Not as evident in this video is that the eyes often enter a “null zone” on the way to side gaze, in which the nystagmus amplitude is reduced. Some patients will have a face turn that places the eyes into that null zone, where reduced nystagmus amplitude may allow improved visual acuity for straight-ahead viewing. When there is a major face turn, and visual acuity is clearly improved by that face turn, a major extraocular muscle surgery (Kestenbaum procedure) may be successful in eliminating the face turn. Otherwise there is no effective treatment.

In some patients, no cause is apparent. But often there is an underlying retinal disorder (photoreceptor dystrophy, albinism, aniridia, amblyopia) that should be discoverable—although often untreatable. In some cases formerly labeled as idiopathic, optical coherence tomography has disclosed foveal dysplasia. Hence the need for thorough ophthalmologic examination.

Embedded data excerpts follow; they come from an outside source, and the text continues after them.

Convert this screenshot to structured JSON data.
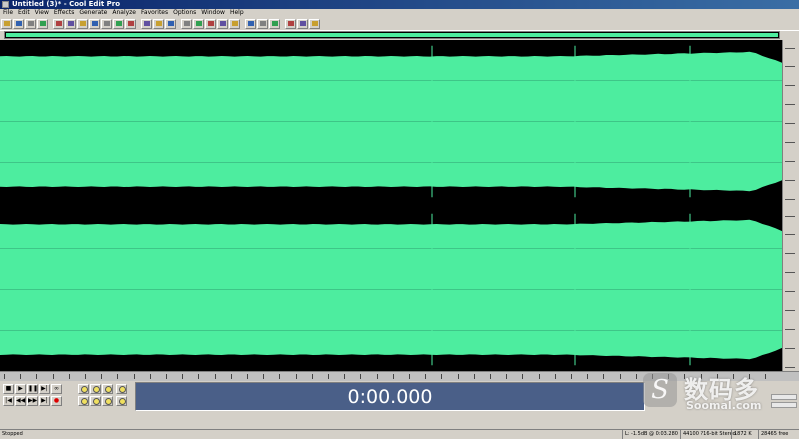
{
  "window": {
    "title": "Untitled (3)* - Cool Edit Pro"
  },
  "menu": [
    "File",
    "Edit",
    "View",
    "Effects",
    "Generate",
    "Analyze",
    "Favorites",
    "Options",
    "Window",
    "Help"
  ],
  "toolbar": {
    "button_icons": [
      "new-file-icon",
      "open-file-icon",
      "save-icon",
      "save-all-icon",
      "cut-icon",
      "copy-icon",
      "paste-icon",
      "mix-paste-icon",
      "undo-icon",
      "redo-icon",
      "repeat-icon",
      "waveform-view-icon",
      "spectral-view-icon",
      "multitrack-icon",
      "loop-icon",
      "metronome-icon",
      "cd-icon",
      "settings-icon",
      "help-icon",
      "tool-1-icon",
      "tool-2-icon",
      "tool-3-icon",
      "tool-4-icon",
      "tool-5-icon",
      "tool-6-icon"
    ]
  },
  "waveform": {
    "color": "#4ded9f",
    "background": "#000000",
    "channels": 2
  },
  "transport": {
    "time": "0:00.000",
    "buttons": [
      "stop",
      "play",
      "pause",
      "play-to-end",
      "loop-play",
      "go-to-start",
      "rewind",
      "fast-forward",
      "go-to-end",
      "record"
    ]
  },
  "statusbar": {
    "state": "Stopped",
    "level": "L: -1.5dB @ 0:03.280",
    "format": "44100 ?16-bit Stereo",
    "size": "1872 K",
    "free": "28465 free"
  },
  "watermark": {
    "cn": "数码多",
    "en": "Soomal.com"
  }
}
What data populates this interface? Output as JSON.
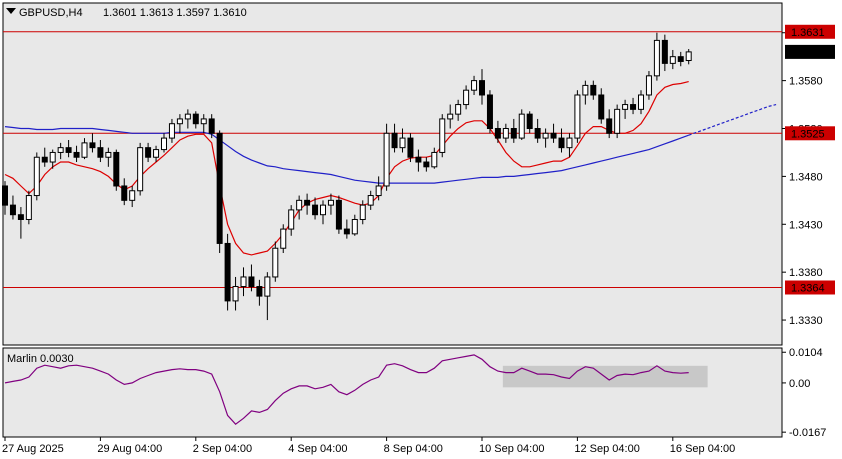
{
  "colors": {
    "panel_bg": "#e8e8e8",
    "axis_bg": "#ffffff",
    "bull_candle": "#ffffff",
    "bear_candle": "#000000",
    "fast_ma": "#dd0000",
    "slow_ma": "#2020c8",
    "level_line": "#cc0000",
    "marlin_line": "#800080",
    "marlin_zone": "#c8c8c8"
  },
  "icons": {
    "collapse": "triangle-down-icon"
  },
  "chart_data": [
    {
      "type": "candlestick",
      "title": "GBPUSD,H4",
      "ohlc_header": "1.3601 1.3613 1.3597 1.3610",
      "ylim": [
        1.3305,
        1.366
      ],
      "y_ticks": [
        "1.3630",
        "1.3580",
        "1.3530",
        "1.3480",
        "1.3430",
        "1.3380",
        "1.3330"
      ],
      "x_ticks": [
        "27 Aug 2025",
        "29 Aug 04:00",
        "2 Sep 04:00",
        "4 Sep 04:00",
        "8 Sep 04:00",
        "10 Sep 04:00",
        "12 Sep 04:00",
        "16 Sep 04:00"
      ],
      "x_tick_positions": [
        0,
        12,
        24,
        36,
        48,
        60,
        72,
        84
      ],
      "price_labels": [
        {
          "text": "1.3631",
          "value": 1.3631,
          "style": "level"
        },
        {
          "text": "1.3610",
          "value": 1.361,
          "style": "current"
        },
        {
          "text": "1.3525",
          "value": 1.3525,
          "style": "level"
        },
        {
          "text": "1.3364",
          "value": 1.3364,
          "style": "level"
        }
      ],
      "levels": [
        1.3631,
        1.3525,
        1.3364
      ],
      "candles": [
        [
          1.347,
          1.3475,
          1.344,
          1.345
        ],
        [
          1.345,
          1.346,
          1.3435,
          1.344
        ],
        [
          1.344,
          1.3448,
          1.3415,
          1.3435
        ],
        [
          1.3435,
          1.3465,
          1.343,
          1.346
        ],
        [
          1.346,
          1.3505,
          1.3455,
          1.35
        ],
        [
          1.35,
          1.351,
          1.349,
          1.3495
        ],
        [
          1.3495,
          1.3508,
          1.3488,
          1.3505
        ],
        [
          1.3505,
          1.3515,
          1.3498,
          1.351
        ],
        [
          1.351,
          1.3518,
          1.35,
          1.3505
        ],
        [
          1.3505,
          1.3512,
          1.3495,
          1.35
        ],
        [
          1.35,
          1.352,
          1.3498,
          1.3515
        ],
        [
          1.3515,
          1.3525,
          1.3505,
          1.351
        ],
        [
          1.351,
          1.3518,
          1.3495,
          1.35
        ],
        [
          1.35,
          1.351,
          1.349,
          1.3505
        ],
        [
          1.3505,
          1.3508,
          1.3465,
          1.347
        ],
        [
          1.347,
          1.3478,
          1.345,
          1.3455
        ],
        [
          1.3455,
          1.347,
          1.3448,
          1.3465
        ],
        [
          1.3465,
          1.3515,
          1.346,
          1.351
        ],
        [
          1.351,
          1.3515,
          1.3495,
          1.35
        ],
        [
          1.35,
          1.3512,
          1.3495,
          1.3508
        ],
        [
          1.3508,
          1.3525,
          1.3505,
          1.352
        ],
        [
          1.352,
          1.354,
          1.3515,
          1.3535
        ],
        [
          1.3535,
          1.3545,
          1.3525,
          1.354
        ],
        [
          1.354,
          1.355,
          1.353,
          1.3545
        ],
        [
          1.3545,
          1.3548,
          1.353,
          1.3535
        ],
        [
          1.3535,
          1.3545,
          1.3525,
          1.354
        ],
        [
          1.354,
          1.3545,
          1.352,
          1.3525
        ],
        [
          1.3525,
          1.3528,
          1.34,
          1.341
        ],
        [
          1.341,
          1.342,
          1.334,
          1.335
        ],
        [
          1.335,
          1.3375,
          1.334,
          1.3365
        ],
        [
          1.3365,
          1.3385,
          1.3355,
          1.3375
        ],
        [
          1.3375,
          1.3388,
          1.336,
          1.3365
        ],
        [
          1.3365,
          1.3372,
          1.3345,
          1.3355
        ],
        [
          1.3355,
          1.338,
          1.333,
          1.3375
        ],
        [
          1.3375,
          1.3412,
          1.337,
          1.3405
        ],
        [
          1.3405,
          1.343,
          1.34,
          1.3425
        ],
        [
          1.3425,
          1.345,
          1.3418,
          1.3445
        ],
        [
          1.3445,
          1.346,
          1.3435,
          1.3455
        ],
        [
          1.3455,
          1.3462,
          1.344,
          1.345
        ],
        [
          1.345,
          1.3458,
          1.3435,
          1.344
        ],
        [
          1.344,
          1.3455,
          1.343,
          1.345
        ],
        [
          1.345,
          1.3462,
          1.344,
          1.3455
        ],
        [
          1.3455,
          1.346,
          1.342,
          1.3425
        ],
        [
          1.3425,
          1.3435,
          1.3415,
          1.342
        ],
        [
          1.342,
          1.344,
          1.3418,
          1.3435
        ],
        [
          1.3435,
          1.3455,
          1.343,
          1.345
        ],
        [
          1.345,
          1.3465,
          1.3445,
          1.346
        ],
        [
          1.346,
          1.348,
          1.3455,
          1.347
        ],
        [
          1.347,
          1.3535,
          1.3465,
          1.3525
        ],
        [
          1.3525,
          1.3535,
          1.3505,
          1.351
        ],
        [
          1.351,
          1.353,
          1.3505,
          1.352
        ],
        [
          1.352,
          1.3525,
          1.3495,
          1.35
        ],
        [
          1.35,
          1.3508,
          1.3485,
          1.3495
        ],
        [
          1.3495,
          1.35,
          1.3485,
          1.349
        ],
        [
          1.349,
          1.351,
          1.3488,
          1.3505
        ],
        [
          1.3505,
          1.3545,
          1.35,
          1.354
        ],
        [
          1.354,
          1.3555,
          1.353,
          1.3545
        ],
        [
          1.3545,
          1.356,
          1.3538,
          1.3555
        ],
        [
          1.3555,
          1.3575,
          1.355,
          1.357
        ],
        [
          1.357,
          1.3585,
          1.3565,
          1.358
        ],
        [
          1.358,
          1.3592,
          1.3555,
          1.3565
        ],
        [
          1.3565,
          1.357,
          1.3525,
          1.353
        ],
        [
          1.353,
          1.3538,
          1.3515,
          1.352
        ],
        [
          1.352,
          1.3535,
          1.3515,
          1.353
        ],
        [
          1.353,
          1.354,
          1.3515,
          1.352
        ],
        [
          1.352,
          1.355,
          1.3518,
          1.3545
        ],
        [
          1.3545,
          1.3548,
          1.3525,
          1.353
        ],
        [
          1.353,
          1.354,
          1.3515,
          1.352
        ],
        [
          1.352,
          1.353,
          1.351,
          1.3525
        ],
        [
          1.3525,
          1.3535,
          1.3515,
          1.352
        ],
        [
          1.352,
          1.353,
          1.3505,
          1.351
        ],
        [
          1.351,
          1.3525,
          1.35,
          1.352
        ],
        [
          1.352,
          1.357,
          1.3515,
          1.3565
        ],
        [
          1.3565,
          1.358,
          1.3555,
          1.3575
        ],
        [
          1.3575,
          1.358,
          1.356,
          1.3565
        ],
        [
          1.3565,
          1.3572,
          1.3535,
          1.354
        ],
        [
          1.354,
          1.355,
          1.352,
          1.3525
        ],
        [
          1.3525,
          1.3555,
          1.352,
          1.355
        ],
        [
          1.355,
          1.356,
          1.354,
          1.3555
        ],
        [
          1.3555,
          1.3562,
          1.3545,
          1.355
        ],
        [
          1.355,
          1.357,
          1.3545,
          1.3565
        ],
        [
          1.3565,
          1.359,
          1.356,
          1.3585
        ],
        [
          1.3585,
          1.363,
          1.358,
          1.3622
        ],
        [
          1.3622,
          1.3628,
          1.359,
          1.3598
        ],
        [
          1.3598,
          1.3612,
          1.3592,
          1.3605
        ],
        [
          1.3605,
          1.361,
          1.3595,
          1.36
        ],
        [
          1.3601,
          1.3613,
          1.3597,
          1.361
        ]
      ],
      "fast_ma": [
        1.3482,
        1.3478,
        1.347,
        1.3462,
        1.347,
        1.3482,
        1.349,
        1.3495,
        1.3495,
        1.3492,
        1.349,
        1.3488,
        1.3485,
        1.348,
        1.3472,
        1.3466,
        1.347,
        1.348,
        1.3488,
        1.3495,
        1.3502,
        1.351,
        1.3518,
        1.3522,
        1.3524,
        1.3524,
        1.3515,
        1.347,
        1.343,
        1.341,
        1.34,
        1.3398,
        1.34,
        1.3402,
        1.341,
        1.342,
        1.3432,
        1.3445,
        1.3452,
        1.3456,
        1.3458,
        1.346,
        1.3458,
        1.3455,
        1.3452,
        1.345,
        1.3452,
        1.346,
        1.3478,
        1.349,
        1.3496,
        1.3499,
        1.35,
        1.35,
        1.3502,
        1.3512,
        1.3522,
        1.353,
        1.3536,
        1.3538,
        1.3538,
        1.353,
        1.3518,
        1.3505,
        1.3496,
        1.349,
        1.349,
        1.3492,
        1.3494,
        1.3496,
        1.3496,
        1.35,
        1.3512,
        1.3525,
        1.3532,
        1.3532,
        1.3528,
        1.3525,
        1.3525,
        1.3528,
        1.3535,
        1.3548,
        1.3565,
        1.3573,
        1.3576,
        1.3577,
        1.3579
      ],
      "slow_ma": [
        1.3532,
        1.3531,
        1.353,
        1.353,
        1.3529,
        1.3529,
        1.3529,
        1.353,
        1.353,
        1.353,
        1.353,
        1.353,
        1.3529,
        1.3528,
        1.3527,
        1.3526,
        1.3525,
        1.3525,
        1.3525,
        1.3525,
        1.3525,
        1.3526,
        1.3526,
        1.3526,
        1.3526,
        1.3526,
        1.3524,
        1.3518,
        1.3512,
        1.3506,
        1.3501,
        1.3497,
        1.3494,
        1.3491,
        1.349,
        1.3488,
        1.3487,
        1.3486,
        1.3485,
        1.3484,
        1.3483,
        1.3482,
        1.348,
        1.3478,
        1.3476,
        1.3475,
        1.3474,
        1.3473,
        1.3473,
        1.3473,
        1.3473,
        1.3473,
        1.3473,
        1.3473,
        1.3473,
        1.3474,
        1.3475,
        1.3476,
        1.3477,
        1.3478,
        1.3479,
        1.3479,
        1.3479,
        1.348,
        1.348,
        1.3481,
        1.3482,
        1.3483,
        1.3484,
        1.3485,
        1.3486,
        1.3488,
        1.349,
        1.3492,
        1.3494,
        1.3496,
        1.3498,
        1.35,
        1.3502,
        1.3504,
        1.3506,
        1.3508,
        1.3511,
        1.3514,
        1.3517,
        1.352,
        1.3523
      ],
      "slow_ma_projection": [
        1.3523,
        1.3526,
        1.3529,
        1.3532,
        1.3535,
        1.3538,
        1.3541,
        1.3544,
        1.3547,
        1.355,
        1.3553,
        1.3555
      ]
    },
    {
      "type": "line",
      "title": "Marlin 0.0030",
      "ylim": [
        -0.018,
        0.0115
      ],
      "y_ticks": [
        "0.0104",
        "0.00",
        "-0.0167"
      ],
      "y_tick_values": [
        0.0104,
        0.0,
        -0.0167
      ],
      "zone": {
        "from_index": 63,
        "to_index": 88,
        "ymin": -0.0015,
        "ymax": 0.0058
      },
      "values": [
        0.0,
        0.0005,
        0.001,
        0.002,
        0.005,
        0.006,
        0.0055,
        0.005,
        0.0058,
        0.006,
        0.0055,
        0.005,
        0.004,
        0.003,
        0.001,
        -0.0005,
        0.0,
        0.0015,
        0.0025,
        0.0035,
        0.004,
        0.0045,
        0.0048,
        0.0045,
        0.0045,
        0.004,
        0.003,
        -0.003,
        -0.011,
        -0.014,
        -0.012,
        -0.0095,
        -0.01,
        -0.009,
        -0.006,
        -0.0035,
        -0.002,
        -0.001,
        -0.001,
        -0.002,
        -0.0015,
        -0.0005,
        -0.003,
        -0.004,
        -0.0025,
        -0.0005,
        0.001,
        0.002,
        0.006,
        0.0065,
        0.0058,
        0.0045,
        0.0035,
        0.0035,
        0.005,
        0.0075,
        0.008,
        0.0085,
        0.009,
        0.0095,
        0.008,
        0.0055,
        0.004,
        0.0035,
        0.0035,
        0.005,
        0.004,
        0.003,
        0.003,
        0.0028,
        0.002,
        0.0015,
        0.004,
        0.0055,
        0.005,
        0.003,
        0.001,
        0.0025,
        0.003,
        0.0028,
        0.0035,
        0.004,
        0.0058,
        0.004,
        0.0035,
        0.0033,
        0.0035
      ]
    }
  ]
}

If that is negative, or if there is an afferent pupil defect, MRI is needed to rule out optic nerve or chiasm pilocytic astrocytoma or dysplasia. Electronystagmography is an elegant way to characterize the nystagmus waveform, but it is difficult to perform in youngsters and not necessary to make the presumptive diagnosis. Genetic counseling is meaningful only after a thorough ophthalmological examination. Are you surprised that this form of nystagmus was not diagnosed earlier in this patient? It may have been, but for unexplained reasons, she denied having been told why her eyes wiggle.